Вот этот изразец, и мебель старого красного бархата, и кровати с блестящими шишечками, потертые ковры, пестрые и малиновые, с соколом на руке Алексея Михайловича, с Людовиком XIV, нежащимся на берегу шелкового озера в райском саду, ковры турецкие с чудными завитушками на восточном поле, что мерещились маленькому Николке в бреду скарлатины, бронзовая лампа под абажуром, лучшие на свете шкапы с книгами, пахнущими таинственным старинным шоколадом, с Наташей Ростовой, Капитанской Дочкой, золоченые чашки, серебро, портреты, портьеры, – все семь пыльных и полных комнат, вырастивших молодых Турбиных, все это мать в самое трудное время оставила детям и, уже задыхаясь и слабея, цепляясь за руку Елены плачущей, молвила:

– Дружно… живите.


Но как жить? Как же жить?

Алексею Васильевичу Турбину, старшему, – молодому врачу – двадцать восемь лет. Елене – двадцать четыре. Мужу ее, капитану Тальбергу, – тридцать один, а Николке – семнадцать с половиной. Жизнь-то им как раз перебило на самом рассвете. Давно уже начало мести с севера, и метет, и метет, и не перестает, и чем дальше, тем хуже. Вернулся старший Турбин в родной город после первого удара, потрясшего горы над Днепром. Ну, думается, вот перестанет, начнется та жизнь, о которой пишется в шоколадных книгах, но она не только не начинается, а кругом становится все страшнее и страшнее. На севере воет и воет вьюга, а здесь под ногами глухо погромыхивает, ворчит встревоженная утроба земли. Восемнадцатый год летит к концу и день ото дня глядит все грознее и щетинистей.

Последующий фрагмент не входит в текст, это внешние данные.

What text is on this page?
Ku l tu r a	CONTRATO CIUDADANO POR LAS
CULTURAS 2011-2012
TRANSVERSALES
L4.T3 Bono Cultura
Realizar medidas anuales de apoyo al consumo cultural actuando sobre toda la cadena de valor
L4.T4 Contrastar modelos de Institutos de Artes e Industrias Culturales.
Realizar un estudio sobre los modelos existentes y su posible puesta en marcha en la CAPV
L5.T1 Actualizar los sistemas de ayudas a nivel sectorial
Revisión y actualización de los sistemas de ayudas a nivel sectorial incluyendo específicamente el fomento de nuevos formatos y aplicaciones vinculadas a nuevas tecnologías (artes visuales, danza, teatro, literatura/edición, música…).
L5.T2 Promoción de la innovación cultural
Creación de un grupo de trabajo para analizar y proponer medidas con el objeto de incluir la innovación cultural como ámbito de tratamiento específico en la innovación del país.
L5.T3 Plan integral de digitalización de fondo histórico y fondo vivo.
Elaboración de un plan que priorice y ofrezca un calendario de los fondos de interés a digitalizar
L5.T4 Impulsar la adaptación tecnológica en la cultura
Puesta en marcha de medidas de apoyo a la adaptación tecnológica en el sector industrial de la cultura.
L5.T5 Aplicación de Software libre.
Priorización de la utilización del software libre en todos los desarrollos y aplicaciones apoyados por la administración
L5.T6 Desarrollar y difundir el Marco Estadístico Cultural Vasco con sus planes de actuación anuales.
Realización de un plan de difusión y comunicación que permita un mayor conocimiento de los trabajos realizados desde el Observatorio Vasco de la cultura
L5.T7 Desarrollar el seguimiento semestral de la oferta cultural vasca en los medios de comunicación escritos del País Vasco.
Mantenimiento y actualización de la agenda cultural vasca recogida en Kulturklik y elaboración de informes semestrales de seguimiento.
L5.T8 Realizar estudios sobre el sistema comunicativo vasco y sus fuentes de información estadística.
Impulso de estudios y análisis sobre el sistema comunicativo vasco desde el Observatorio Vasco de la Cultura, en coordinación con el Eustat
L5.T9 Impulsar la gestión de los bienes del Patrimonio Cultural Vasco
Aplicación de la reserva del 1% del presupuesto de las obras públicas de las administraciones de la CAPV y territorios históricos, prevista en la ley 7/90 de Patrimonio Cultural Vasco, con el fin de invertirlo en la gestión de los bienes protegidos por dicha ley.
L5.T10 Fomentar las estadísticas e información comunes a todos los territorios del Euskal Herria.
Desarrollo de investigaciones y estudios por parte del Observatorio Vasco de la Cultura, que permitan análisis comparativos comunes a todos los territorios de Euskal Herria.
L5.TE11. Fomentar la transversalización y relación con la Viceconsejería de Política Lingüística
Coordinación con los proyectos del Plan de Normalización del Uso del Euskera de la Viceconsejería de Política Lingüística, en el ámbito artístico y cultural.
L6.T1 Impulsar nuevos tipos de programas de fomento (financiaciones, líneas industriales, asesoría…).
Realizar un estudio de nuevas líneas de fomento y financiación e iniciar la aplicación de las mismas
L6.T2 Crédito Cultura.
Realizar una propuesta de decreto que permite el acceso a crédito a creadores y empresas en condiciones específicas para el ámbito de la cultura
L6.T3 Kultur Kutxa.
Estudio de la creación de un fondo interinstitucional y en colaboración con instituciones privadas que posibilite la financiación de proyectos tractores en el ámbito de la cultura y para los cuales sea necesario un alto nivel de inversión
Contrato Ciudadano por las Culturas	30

Упадут стены, улетит встревоженный сокол с белой рукавицы, потухнет огонь в бронзовой лампе, а Капитанскую Дочку сожгут в печи. Мать сказала детям:

– Живите.

А им придется мучиться и умирать.

Как-то, в сумерки, вскоре после похорон матери, Алексей Турбин, придя к отцу Александру, сказал:

– Да, печаль у нас, отец Александр. Трудно маму забывать, а тут еще такое тяжелое время. Главное, ведь только что вернулся, думал, наладим жизнь, и вот…

Он умолк и, сидя у стола, в сумерках, задумался и посмотрел вдаль. Ветви в церковном дворе закрыли и домишко священника. Казалось, что сейчас же за стеной тесного кабинетика, забитого книгами, начинается весенний, таинственный спутанный лес. Город по-вечернему глухо шумел, пахло сиренью.

– Что сделаешь, что сделаешь, – конфузливо забормотал священник. (Он всегда конфузился, если приходилось беседовать с людьми.) – Воля божья.

– Может, кончится все это, когда-нибудь? Дальше-то лучше будет? – неизвестно у кого спросил Турбин.

Священник шевельнулся в кресле.

– Тяжкое, тяжкое время, что говорить, – пробормотал он, – но унывать-то не следует…

Потом вдруг наложил белую руку, выпростав ее из темного рукава ряски, на пачку книжек и раскрыл верхнюю, там, где она была заложена вышитой цветной закладкой.

– Уныния допускать нельзя, – конфузливо, но как-то очень убедительно проговорил он. – Большой грех – уныние… Хотя кажется мне, что испытания будут еще. Как же, как же, большие испытания, – он говорил все увереннее. – Я последнее время все, знаете ли, за книжечками сижу, по специальности, конечно, больше всего богословские…

Он приподнял книгу так, чтобы последний свет из окна упал на страницу, и прочитал:

– «Третий ангел вылил чашу свою в реки и источники вод; и сделалась кровь».

Итак, был белый, мохнатый декабрь. Он стремительно подходил к половине. Уже отсвет рождества чувствовался на снежных улицах. Восемнадцатому году скоро конец.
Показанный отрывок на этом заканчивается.